2. Table Top — Table décor can be kid-constructed and reusable, and it does not have to look childlike or chaotic. A great idea from Sabrina James, style director at Parenting Magazine, is to paint inexpensive plastic chargers (the larger plates that go under dinner plates) with black chalkboard paint, then have the kids decorate the plates with white chalk. They can draw stars or write guests’ names or “2013” — even toddlers can scribble. “It all stays black and white, it still looks sophisticated, and the kids have a hand in decorating the table,” says James.
3. Making Some Noise — Of course there must be noisemakers. James suggests this fresh take: Paint small, empty raisin boxes with silver or gold paint — spray paint is easiest — and then decorate them with small gems or sequins. Fill the boxes with dry pasta or rice, and tape a Popsicle stick to the back. The noisemakers can sit in vases around the table. Kids will be proud of their contributions, and you’ll be happy to have them as attractive table decorations.
4. Food — To avoid holiday feast fatigue, a New Year’s feast should consist of foods the family actually likes. You’re not tied to tradition, so focus on old family favorites, or on foods that some cultures say bring good luck. According to Epicurious.com, cooked greens symbolize money and good fortune; pork means prosperity. Don’t eat anything that moves backwar ds, like lobster. My teen-age daughter likes to bake a holiday cake and get creative with frosting. Baking infuses the air with cheer and allows kids to participate. Limit how many sprinkles or frosting colors you offer; adult guests don’t always enjoy a crunchy inch-thick layer of purple sugar.

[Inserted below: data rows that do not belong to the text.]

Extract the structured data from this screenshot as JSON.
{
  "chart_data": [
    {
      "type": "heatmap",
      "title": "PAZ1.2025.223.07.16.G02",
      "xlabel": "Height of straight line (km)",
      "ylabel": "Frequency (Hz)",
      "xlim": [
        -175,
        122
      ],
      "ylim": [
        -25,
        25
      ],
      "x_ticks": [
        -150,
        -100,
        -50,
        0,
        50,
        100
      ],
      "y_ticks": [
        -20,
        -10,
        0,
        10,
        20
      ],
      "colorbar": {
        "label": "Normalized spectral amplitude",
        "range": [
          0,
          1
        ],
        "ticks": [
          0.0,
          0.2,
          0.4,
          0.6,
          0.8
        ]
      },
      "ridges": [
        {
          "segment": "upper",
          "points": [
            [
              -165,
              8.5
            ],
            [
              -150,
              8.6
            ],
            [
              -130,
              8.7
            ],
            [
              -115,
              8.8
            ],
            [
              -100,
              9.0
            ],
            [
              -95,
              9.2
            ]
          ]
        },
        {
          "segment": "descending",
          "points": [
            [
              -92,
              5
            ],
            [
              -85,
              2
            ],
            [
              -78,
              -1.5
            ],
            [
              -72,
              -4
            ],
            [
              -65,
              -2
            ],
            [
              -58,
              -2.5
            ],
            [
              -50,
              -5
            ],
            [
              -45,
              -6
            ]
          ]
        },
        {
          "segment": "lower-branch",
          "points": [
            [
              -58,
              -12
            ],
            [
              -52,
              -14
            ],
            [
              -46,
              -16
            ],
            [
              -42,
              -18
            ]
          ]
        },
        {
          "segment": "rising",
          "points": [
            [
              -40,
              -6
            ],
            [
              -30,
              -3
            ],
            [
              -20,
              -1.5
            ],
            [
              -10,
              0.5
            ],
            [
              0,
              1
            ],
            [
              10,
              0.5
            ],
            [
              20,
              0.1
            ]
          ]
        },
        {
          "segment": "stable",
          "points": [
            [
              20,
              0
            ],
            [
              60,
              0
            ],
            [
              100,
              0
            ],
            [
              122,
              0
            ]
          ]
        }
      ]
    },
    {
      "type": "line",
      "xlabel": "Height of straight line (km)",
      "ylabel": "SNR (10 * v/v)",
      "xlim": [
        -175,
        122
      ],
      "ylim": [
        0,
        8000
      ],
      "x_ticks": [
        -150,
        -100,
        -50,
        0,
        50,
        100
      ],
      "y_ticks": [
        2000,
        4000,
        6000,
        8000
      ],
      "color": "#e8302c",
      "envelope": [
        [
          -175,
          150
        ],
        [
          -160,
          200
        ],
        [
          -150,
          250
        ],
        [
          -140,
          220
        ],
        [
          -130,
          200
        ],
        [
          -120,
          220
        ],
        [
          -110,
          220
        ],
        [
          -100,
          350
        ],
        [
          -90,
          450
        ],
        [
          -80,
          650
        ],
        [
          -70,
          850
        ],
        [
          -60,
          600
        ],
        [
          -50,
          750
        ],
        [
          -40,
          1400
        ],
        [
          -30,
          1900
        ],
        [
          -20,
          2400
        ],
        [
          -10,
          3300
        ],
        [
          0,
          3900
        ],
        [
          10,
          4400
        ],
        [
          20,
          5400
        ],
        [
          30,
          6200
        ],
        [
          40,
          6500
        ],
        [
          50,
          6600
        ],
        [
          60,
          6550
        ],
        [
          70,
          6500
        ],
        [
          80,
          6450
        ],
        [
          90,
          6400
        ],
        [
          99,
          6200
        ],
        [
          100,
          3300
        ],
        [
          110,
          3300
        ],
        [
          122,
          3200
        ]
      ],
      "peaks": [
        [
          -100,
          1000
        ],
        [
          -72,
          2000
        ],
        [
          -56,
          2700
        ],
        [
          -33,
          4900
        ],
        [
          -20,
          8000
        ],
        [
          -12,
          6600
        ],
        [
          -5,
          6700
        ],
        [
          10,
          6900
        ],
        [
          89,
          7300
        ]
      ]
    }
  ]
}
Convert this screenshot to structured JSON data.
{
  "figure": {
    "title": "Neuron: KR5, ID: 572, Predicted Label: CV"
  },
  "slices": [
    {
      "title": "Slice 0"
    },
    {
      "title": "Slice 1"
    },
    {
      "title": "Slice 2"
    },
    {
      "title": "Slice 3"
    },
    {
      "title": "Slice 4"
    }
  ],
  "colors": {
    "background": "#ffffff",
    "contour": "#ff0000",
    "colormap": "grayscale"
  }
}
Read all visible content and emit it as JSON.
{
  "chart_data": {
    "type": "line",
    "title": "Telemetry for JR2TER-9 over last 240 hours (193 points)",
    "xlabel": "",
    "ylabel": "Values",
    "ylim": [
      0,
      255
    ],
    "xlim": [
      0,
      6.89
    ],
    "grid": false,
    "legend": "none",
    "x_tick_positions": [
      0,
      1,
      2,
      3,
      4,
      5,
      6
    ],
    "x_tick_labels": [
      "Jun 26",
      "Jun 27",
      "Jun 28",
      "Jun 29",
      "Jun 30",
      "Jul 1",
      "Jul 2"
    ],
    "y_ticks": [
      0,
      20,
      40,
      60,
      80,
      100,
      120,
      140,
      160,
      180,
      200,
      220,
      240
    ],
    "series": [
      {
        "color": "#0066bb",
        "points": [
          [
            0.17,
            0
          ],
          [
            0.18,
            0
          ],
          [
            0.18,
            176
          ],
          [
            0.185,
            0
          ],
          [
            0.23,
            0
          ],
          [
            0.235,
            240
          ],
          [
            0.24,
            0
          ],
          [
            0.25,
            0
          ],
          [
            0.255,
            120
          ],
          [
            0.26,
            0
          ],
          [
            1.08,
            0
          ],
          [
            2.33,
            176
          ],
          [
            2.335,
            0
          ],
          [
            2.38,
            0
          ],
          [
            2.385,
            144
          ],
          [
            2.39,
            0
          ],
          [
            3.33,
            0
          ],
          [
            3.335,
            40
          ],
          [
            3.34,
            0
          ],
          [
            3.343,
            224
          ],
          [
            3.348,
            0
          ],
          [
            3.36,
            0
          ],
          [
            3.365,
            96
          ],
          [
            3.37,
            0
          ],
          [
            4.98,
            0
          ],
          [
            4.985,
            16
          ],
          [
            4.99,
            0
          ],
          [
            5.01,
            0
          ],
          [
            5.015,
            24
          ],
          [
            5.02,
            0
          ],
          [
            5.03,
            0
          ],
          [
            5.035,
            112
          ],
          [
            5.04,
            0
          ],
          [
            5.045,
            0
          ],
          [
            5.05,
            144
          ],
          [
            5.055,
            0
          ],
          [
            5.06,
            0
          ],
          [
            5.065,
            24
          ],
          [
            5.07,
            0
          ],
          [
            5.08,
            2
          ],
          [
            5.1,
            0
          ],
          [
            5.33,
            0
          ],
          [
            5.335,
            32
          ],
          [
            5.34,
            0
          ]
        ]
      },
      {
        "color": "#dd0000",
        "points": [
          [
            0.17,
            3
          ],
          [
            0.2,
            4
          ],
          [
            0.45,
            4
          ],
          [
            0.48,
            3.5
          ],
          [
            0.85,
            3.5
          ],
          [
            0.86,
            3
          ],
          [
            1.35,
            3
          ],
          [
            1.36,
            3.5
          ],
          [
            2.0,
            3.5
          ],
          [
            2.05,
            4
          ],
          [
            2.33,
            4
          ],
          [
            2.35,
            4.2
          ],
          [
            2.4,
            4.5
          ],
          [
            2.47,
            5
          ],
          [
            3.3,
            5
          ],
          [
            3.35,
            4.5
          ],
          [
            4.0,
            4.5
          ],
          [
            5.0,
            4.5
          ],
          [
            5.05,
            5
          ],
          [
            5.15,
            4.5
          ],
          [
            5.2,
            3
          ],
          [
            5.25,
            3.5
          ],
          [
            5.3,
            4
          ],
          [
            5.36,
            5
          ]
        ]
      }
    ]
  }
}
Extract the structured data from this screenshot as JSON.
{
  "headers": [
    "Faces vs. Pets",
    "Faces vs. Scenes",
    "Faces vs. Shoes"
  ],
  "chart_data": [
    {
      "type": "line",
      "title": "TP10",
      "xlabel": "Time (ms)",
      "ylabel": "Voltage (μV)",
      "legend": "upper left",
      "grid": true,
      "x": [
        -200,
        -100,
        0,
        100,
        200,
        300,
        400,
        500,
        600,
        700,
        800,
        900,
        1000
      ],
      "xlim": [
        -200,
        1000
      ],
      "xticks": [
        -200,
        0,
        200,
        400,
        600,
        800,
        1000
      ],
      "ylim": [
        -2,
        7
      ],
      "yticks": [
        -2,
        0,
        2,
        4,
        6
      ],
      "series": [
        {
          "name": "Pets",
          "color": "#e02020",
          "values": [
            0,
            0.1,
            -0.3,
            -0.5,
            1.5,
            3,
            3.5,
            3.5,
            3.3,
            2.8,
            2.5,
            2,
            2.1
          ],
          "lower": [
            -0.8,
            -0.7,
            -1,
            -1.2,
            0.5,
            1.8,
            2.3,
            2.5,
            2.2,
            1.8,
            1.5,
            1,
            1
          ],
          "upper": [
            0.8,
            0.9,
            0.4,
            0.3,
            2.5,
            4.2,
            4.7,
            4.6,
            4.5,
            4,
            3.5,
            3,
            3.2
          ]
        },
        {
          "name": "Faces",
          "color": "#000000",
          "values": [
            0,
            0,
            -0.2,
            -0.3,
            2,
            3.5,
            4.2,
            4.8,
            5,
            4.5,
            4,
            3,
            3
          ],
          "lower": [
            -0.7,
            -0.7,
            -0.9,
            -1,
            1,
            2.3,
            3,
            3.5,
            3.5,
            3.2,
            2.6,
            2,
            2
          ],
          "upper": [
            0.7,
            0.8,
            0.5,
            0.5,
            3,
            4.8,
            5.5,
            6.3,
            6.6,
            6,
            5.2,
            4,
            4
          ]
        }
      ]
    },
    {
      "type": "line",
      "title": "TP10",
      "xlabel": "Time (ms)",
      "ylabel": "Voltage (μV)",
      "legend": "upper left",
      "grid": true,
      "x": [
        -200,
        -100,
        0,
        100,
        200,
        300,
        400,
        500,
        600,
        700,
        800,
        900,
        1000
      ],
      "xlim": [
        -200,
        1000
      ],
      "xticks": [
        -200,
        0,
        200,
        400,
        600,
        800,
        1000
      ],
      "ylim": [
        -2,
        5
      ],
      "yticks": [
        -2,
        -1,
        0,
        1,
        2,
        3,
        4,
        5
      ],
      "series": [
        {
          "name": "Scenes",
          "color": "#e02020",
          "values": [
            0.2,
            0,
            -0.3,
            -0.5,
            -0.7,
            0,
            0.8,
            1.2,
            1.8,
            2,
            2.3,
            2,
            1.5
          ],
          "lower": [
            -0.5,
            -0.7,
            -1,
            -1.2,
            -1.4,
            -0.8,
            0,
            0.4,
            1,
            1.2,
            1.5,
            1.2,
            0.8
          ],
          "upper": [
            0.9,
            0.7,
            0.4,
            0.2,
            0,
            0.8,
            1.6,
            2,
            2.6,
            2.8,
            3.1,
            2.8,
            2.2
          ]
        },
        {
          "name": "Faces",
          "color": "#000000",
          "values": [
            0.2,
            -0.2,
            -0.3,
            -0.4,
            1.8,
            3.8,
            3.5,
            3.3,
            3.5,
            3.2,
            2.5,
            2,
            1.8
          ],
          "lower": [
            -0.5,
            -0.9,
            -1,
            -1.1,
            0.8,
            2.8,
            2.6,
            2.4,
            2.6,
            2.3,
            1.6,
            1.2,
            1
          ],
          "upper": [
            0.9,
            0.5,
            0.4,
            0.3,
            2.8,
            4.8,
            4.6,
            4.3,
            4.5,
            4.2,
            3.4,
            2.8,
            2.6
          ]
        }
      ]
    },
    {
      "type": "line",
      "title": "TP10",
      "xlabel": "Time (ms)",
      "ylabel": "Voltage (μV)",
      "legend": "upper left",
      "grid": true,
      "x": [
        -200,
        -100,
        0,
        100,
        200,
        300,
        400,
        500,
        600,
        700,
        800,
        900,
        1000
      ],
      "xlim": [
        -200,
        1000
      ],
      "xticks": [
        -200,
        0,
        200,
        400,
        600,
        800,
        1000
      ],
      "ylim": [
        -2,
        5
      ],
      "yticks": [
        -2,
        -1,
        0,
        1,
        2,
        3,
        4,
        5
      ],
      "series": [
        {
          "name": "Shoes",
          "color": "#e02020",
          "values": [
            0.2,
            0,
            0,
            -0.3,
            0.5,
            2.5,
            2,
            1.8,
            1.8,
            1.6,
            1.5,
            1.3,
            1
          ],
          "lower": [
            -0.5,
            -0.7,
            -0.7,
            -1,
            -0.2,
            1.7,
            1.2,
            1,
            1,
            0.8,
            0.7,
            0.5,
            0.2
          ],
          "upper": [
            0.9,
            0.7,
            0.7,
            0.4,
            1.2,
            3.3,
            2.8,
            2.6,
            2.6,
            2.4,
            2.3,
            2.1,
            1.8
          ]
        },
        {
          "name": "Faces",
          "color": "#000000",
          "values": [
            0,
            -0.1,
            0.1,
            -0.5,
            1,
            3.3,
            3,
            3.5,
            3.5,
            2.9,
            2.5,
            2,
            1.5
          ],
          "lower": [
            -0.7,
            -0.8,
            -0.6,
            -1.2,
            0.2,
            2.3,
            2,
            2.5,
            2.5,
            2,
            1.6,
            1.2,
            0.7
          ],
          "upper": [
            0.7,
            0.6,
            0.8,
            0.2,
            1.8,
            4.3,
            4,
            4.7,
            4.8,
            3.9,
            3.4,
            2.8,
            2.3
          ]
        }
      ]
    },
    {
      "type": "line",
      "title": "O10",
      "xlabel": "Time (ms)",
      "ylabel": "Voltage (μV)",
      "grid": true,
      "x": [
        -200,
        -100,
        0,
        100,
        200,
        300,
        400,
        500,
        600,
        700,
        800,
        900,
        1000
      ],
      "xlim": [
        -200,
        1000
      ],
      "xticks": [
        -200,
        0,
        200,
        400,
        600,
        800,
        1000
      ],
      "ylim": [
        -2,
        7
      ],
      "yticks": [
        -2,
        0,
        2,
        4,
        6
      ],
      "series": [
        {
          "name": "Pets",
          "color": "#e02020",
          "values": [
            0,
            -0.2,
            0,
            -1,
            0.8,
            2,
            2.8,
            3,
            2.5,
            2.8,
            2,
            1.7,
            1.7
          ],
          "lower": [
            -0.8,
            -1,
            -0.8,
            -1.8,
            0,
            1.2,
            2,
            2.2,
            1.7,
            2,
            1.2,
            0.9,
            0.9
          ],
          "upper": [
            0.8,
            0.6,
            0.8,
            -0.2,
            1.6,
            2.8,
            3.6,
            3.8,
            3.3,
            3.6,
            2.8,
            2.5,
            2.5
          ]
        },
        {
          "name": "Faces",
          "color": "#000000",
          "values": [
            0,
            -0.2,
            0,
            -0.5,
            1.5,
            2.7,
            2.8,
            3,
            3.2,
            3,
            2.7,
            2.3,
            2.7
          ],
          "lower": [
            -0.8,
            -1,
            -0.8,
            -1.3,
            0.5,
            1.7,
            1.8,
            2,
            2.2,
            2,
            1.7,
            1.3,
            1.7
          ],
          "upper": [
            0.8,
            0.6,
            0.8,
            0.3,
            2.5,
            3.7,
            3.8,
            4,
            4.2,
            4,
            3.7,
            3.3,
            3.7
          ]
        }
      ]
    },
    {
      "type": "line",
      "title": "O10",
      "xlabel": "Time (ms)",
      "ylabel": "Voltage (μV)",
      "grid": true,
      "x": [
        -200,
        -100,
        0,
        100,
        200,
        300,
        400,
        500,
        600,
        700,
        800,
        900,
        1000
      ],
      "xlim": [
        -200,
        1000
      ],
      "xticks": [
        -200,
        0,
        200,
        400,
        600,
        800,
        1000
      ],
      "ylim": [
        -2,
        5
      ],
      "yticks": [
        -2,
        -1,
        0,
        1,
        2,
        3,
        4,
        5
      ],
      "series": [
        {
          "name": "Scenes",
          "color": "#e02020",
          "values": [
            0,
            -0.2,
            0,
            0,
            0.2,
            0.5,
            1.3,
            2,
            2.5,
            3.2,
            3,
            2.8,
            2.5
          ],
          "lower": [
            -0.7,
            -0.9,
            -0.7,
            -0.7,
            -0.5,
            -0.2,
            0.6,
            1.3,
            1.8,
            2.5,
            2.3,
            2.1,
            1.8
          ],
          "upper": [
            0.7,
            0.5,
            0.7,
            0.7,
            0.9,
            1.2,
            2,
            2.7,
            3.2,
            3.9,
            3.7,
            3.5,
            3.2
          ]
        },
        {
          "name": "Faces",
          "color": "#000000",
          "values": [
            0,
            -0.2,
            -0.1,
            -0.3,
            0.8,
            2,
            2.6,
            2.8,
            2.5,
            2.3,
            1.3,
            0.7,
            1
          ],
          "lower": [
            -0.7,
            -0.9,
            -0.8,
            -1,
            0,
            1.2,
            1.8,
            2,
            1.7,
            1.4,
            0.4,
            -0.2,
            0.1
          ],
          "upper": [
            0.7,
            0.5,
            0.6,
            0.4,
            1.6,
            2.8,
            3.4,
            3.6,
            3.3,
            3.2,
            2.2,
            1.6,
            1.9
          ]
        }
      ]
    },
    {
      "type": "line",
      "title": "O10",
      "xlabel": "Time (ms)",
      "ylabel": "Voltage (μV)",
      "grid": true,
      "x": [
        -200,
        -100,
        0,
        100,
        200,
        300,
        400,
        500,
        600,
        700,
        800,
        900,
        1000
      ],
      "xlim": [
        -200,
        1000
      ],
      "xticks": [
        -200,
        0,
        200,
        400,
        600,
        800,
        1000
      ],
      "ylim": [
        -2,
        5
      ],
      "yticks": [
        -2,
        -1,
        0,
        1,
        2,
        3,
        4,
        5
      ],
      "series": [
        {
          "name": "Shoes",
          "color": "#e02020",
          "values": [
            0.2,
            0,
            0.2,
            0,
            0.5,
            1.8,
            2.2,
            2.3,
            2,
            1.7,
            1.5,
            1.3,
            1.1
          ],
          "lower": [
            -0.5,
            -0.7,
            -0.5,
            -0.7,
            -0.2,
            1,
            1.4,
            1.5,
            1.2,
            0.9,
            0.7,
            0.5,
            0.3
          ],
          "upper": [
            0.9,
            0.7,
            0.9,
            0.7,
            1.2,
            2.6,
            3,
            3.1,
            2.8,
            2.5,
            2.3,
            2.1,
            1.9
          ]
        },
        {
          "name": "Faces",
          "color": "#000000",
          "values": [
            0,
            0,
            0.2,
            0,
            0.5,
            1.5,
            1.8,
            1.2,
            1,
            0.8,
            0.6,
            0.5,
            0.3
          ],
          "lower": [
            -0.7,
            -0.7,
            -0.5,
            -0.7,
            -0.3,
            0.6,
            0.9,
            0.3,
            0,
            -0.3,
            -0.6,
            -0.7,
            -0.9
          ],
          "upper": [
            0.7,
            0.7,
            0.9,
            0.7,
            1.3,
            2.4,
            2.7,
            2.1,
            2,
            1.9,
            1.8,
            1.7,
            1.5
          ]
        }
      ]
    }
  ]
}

5. After-meal activity — Karaoke is a new tradition for our family; we learned it from the friends who held last year’s party. Systems range in price from less than $100 to more than $1,000, and can be rented, too. Whether you rock the oldies or attempt to rap, the kids are just as entertained as the adults. And they will want their turn, so make sure your song list includes some current hits or favorites they know.
Finally, do you or don’t you keep the kids up til midnight? Go for it, but be prepared to send them to bed or say goodnight early if they fall apart.
And they may. But the karaoke, other kids and special treats may keep them fueled and happy enough to see the ball drop.
And then you will have another family memory tucked away, and maybe another entry for the 2013 poster: I want the whole family to ring in the new year together again in 2014.